Fr. Rafic Greische is the director of communications for the Catholic Church in Egypt. Speaking from Cairo, he told Tracey McClure Copts and Muslims have organized small protests calling for the release of the many children who were among those arrested.

Besides the Giza tensions, Fr. Rafic speaks of growing unease of Egypt’s Christians after the October attack by Islamic extremists on a Syriac Catholic church in Baghdad, Iraq – killing 58 people and wounding scores.

The terrorists were demanding the release of two Christian Egyptian women whom they alleged had converted to Islam. Fr. Rafic suggests the women, married to Coptic priests in Egypt, had left their husbands over domestic troubles and were now too afraid of public reaction to their alleged conversion – or non conversion – to come out of hiding.

RG “There is really a problem for people who want to change their religion – and that is where the Muslim fundamentalists become violent and make demonstrations. They threw the picture of (Coptic) Pope (Shenouda) on the ground and burned it...these things increase the tension in Egypt”

“I think (these terrorists) used these two girls just maybe to make the Christians of Egypt afraid. That is why now all the churches, we have police all around our churches… it’s as if we are in a fortress.”

Fr. Rafic goes on to say he thinks the terrorists targeted a Catholic church in Baghdad “in response to what was said in the (October) synod for the Middle East.”
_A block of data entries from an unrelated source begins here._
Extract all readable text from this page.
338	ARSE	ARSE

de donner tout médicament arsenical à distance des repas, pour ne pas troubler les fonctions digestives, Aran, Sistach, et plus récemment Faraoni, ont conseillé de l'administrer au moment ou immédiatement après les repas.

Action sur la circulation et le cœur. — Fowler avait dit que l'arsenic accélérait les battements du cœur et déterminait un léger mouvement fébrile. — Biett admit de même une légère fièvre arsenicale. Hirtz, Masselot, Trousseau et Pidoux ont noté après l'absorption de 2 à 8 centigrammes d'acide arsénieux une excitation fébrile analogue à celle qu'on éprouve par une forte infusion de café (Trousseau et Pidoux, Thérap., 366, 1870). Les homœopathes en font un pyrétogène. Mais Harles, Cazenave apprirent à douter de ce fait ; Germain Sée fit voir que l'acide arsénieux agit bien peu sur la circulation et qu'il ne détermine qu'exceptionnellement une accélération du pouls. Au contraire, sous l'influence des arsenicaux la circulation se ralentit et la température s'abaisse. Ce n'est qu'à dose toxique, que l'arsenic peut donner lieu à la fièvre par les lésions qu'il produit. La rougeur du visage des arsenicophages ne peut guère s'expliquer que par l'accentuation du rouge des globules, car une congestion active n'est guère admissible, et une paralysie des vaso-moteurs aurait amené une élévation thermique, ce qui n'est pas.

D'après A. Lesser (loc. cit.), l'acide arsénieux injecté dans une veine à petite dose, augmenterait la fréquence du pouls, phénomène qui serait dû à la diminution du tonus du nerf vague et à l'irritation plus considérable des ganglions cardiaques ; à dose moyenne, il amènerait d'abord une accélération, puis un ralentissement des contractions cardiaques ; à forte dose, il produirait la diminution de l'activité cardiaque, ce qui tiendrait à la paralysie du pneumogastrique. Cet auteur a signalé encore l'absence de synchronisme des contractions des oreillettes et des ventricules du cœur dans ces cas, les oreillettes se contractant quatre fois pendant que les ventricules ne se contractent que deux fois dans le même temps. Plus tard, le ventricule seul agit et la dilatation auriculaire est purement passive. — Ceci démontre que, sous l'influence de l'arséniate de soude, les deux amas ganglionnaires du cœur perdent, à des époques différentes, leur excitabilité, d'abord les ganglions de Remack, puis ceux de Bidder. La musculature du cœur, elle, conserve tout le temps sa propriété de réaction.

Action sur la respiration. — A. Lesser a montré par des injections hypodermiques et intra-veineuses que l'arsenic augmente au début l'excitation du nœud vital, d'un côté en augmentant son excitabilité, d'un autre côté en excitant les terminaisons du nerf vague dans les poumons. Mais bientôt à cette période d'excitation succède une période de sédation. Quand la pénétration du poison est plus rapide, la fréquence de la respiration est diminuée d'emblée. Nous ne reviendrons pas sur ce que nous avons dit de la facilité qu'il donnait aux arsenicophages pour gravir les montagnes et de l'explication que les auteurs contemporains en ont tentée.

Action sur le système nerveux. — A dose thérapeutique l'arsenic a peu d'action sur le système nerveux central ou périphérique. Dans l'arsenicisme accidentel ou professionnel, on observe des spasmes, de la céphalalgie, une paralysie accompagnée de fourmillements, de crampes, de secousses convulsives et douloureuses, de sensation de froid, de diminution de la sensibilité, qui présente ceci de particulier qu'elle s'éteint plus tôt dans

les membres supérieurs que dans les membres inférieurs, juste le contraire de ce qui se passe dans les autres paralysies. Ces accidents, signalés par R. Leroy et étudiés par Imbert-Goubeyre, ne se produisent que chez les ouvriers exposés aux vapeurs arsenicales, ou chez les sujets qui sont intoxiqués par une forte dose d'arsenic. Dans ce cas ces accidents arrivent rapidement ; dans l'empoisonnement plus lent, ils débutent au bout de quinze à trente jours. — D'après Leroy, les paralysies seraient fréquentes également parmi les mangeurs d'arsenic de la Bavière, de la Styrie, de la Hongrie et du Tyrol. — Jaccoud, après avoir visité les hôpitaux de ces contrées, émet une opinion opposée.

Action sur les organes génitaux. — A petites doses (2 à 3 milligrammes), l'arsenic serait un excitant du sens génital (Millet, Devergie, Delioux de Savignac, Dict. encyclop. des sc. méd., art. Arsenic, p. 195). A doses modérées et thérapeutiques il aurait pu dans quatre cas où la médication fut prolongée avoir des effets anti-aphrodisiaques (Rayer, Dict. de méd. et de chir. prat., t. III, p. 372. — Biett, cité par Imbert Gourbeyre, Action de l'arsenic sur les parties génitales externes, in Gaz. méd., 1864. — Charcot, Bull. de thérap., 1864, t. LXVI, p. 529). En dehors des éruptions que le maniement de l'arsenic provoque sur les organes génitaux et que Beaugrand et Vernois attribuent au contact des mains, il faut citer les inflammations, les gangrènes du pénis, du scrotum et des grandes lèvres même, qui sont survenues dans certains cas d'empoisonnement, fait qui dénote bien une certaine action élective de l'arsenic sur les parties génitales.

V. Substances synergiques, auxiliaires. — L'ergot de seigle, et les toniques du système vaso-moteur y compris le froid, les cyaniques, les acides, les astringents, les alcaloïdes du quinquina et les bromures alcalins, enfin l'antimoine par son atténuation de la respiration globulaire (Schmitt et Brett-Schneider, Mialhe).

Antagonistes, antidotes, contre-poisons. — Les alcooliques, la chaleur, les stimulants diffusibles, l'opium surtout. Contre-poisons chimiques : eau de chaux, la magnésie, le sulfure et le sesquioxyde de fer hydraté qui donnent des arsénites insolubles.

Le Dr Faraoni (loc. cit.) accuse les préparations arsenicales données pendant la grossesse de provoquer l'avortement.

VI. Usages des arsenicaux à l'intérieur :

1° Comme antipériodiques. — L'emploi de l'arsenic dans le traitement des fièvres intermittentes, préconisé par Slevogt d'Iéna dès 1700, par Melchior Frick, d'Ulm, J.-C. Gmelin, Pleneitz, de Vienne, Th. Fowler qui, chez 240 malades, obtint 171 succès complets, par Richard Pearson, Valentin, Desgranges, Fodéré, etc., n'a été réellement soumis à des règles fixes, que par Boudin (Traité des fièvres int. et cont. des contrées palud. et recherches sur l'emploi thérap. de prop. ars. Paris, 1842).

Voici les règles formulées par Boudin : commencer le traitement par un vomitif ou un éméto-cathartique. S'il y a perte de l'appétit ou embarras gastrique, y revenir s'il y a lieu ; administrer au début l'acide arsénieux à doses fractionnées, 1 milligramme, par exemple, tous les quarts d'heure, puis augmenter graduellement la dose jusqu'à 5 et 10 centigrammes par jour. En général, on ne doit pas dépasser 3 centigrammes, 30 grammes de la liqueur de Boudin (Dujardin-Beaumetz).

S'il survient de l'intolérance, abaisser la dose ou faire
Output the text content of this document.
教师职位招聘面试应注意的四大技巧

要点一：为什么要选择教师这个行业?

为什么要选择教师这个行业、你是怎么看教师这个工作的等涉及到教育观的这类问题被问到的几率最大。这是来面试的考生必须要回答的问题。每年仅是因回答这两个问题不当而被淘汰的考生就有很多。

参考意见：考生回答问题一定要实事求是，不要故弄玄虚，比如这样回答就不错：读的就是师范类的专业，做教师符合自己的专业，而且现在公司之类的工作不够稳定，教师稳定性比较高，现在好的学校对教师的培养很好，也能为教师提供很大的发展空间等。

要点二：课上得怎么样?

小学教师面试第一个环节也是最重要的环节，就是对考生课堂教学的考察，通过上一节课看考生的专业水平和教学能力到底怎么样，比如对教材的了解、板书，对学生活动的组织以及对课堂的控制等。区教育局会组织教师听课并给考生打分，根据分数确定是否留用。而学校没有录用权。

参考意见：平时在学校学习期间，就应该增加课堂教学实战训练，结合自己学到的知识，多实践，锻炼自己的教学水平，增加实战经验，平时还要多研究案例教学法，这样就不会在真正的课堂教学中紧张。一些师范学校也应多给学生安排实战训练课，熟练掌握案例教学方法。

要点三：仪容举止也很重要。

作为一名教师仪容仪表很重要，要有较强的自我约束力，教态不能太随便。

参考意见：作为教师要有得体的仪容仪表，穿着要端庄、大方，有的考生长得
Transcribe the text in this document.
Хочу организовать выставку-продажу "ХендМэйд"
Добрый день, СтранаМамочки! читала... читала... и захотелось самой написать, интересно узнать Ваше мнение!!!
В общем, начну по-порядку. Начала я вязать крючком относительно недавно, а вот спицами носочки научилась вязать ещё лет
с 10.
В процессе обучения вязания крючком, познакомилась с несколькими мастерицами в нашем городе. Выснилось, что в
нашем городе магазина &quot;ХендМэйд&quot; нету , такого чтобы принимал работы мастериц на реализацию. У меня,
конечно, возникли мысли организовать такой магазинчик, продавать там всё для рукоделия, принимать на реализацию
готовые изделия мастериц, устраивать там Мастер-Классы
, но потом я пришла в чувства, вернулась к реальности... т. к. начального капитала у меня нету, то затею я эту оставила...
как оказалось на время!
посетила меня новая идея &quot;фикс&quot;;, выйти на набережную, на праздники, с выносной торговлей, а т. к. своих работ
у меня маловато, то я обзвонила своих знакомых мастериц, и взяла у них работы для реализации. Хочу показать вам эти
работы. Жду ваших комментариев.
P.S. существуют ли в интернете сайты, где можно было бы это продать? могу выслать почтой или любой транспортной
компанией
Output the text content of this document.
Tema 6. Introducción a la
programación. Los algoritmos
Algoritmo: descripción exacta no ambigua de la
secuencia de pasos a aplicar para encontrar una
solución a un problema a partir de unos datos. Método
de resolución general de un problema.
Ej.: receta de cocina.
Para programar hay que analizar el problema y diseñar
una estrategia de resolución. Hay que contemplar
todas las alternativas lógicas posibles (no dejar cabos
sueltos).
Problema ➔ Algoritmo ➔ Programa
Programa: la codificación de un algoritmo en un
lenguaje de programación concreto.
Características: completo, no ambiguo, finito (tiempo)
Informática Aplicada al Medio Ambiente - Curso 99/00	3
RG “This is what the Muslim fundamentalists want: they want the Christians to evacuate from the Middle East and leave (the region to them). And this is what is happening every day… and the governments do not take serious action to relieve or solve these problems.”

Fr. Rafic speaks of a “double standard” in Egypt where obstacles to church-building can mean a wait of ten years or more for a new church while a room used for improvised prayer can be turned into a mosque over night.

In sum, not the merry Christmas that many of Egypt’s Christians were wishing for this year.

RG “Up to now, we don’t really feel Christmas in the joyful way…people (seem) afraid to jubilize…. But on the spiritual side, we try to give the people hope that Christmas is really Jesus who is with us (through) all these difficulties that we have.”